Income inequality is a problem – but don’t expect a revolution

There was an unofficial theme running through the Edinburgh Festival this year. It came up in practically every event I went to or discussed with anyone else.

Joseph Stiglitz focused on it in his talk. So did Danny Dorling in his and John Lanchester in his. So much did the subject seep into the week that even when I went to see a sweet student play on politics and love, the main thing that jumped out at me was the headline on the copy of The Socialist the main male character carried everywhere. “Fight elitism and austerity,” it said. So that is that.

The idea that inequality is both rising and very dangerous has become consensus. Everyone agrees. So much so that according to Lanchester, author of Capital and Whoops, we are nearing an “inflection point”.

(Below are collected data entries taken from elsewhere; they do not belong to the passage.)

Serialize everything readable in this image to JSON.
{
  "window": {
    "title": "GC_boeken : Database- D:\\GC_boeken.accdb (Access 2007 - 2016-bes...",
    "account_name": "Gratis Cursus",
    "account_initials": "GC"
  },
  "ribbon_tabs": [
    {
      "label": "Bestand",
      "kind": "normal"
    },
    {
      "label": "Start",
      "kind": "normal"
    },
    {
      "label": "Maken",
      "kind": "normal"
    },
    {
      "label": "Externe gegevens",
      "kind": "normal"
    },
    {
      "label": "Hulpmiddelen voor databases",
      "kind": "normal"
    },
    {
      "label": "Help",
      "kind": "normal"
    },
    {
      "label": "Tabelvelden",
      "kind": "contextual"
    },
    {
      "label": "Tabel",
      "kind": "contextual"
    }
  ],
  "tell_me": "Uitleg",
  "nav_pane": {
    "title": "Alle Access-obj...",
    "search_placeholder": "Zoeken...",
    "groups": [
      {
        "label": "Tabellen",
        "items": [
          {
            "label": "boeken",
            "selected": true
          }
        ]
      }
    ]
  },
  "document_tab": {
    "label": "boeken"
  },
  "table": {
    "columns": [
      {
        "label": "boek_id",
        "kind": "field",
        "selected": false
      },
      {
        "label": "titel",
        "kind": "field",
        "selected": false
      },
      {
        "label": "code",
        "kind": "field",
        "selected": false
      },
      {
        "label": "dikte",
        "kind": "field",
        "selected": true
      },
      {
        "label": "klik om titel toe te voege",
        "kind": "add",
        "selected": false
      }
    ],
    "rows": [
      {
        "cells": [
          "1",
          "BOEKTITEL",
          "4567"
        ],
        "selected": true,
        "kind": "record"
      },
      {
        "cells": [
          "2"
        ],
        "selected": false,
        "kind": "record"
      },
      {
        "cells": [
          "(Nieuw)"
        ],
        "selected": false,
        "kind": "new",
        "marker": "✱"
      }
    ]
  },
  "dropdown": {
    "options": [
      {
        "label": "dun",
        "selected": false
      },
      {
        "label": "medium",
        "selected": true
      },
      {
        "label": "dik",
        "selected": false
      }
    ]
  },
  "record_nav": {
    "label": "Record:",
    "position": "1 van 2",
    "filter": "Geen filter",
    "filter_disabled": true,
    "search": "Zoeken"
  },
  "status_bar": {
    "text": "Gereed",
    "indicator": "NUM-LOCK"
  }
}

There will soon be enough “rage” around the issue that we are about to see a huge political shift away from our current system and its endless pandering to the rich. It will be like 1979 – just in the other direction.

This, I think, is absolute nonsense. We’ve written a lot about inequality. We have raged against rising wealth inequality (caused by quantitative easing (QE) and super-low interest rates) and we have endlessly campaigned against the corporate talent myth, against the oligopolistic powers that allow banks to make the regular superprofits that finance their bonus payments and for corporate talent myth on corporate pay.

But that doesn’t mean that we are prepared to go along with the idea that income inequality is growing at the speed – or indeed, is the revolution-inspiring problem – the festival-goers like to think. Here’s why.

All the numbers you read on income inequality look at pre-tax and pre-benefit income. But we have a redistributing welfare state that makes those numbers by the by.

What we actually want to look at is post-tax and post-benefit income – what you have every month after you have paid your taxes and then collected your child benefit, housing benefit, tax credits, refund for child care vouchers and so on.

In the UK, the top two quintiles of earners pay more in tax than they get in benefits and the bottom three get more in benefits than they pay in tax.  On this basis, income inequality in the UK is actually narrowing rather than widening.

Look at the latest report out from the Office for National Statistics only a month ago and this is very, very clear: since 2007/8 the richest fifth of households have seen their income fall by 5.2%. That of the poorest fifth by contrast has risen 3.5%.

That’s not to say there isn’t a big gap between them. Of course there is. But it isn’t rising. It is falling, just as it has been for the last six years. And that’s a fact.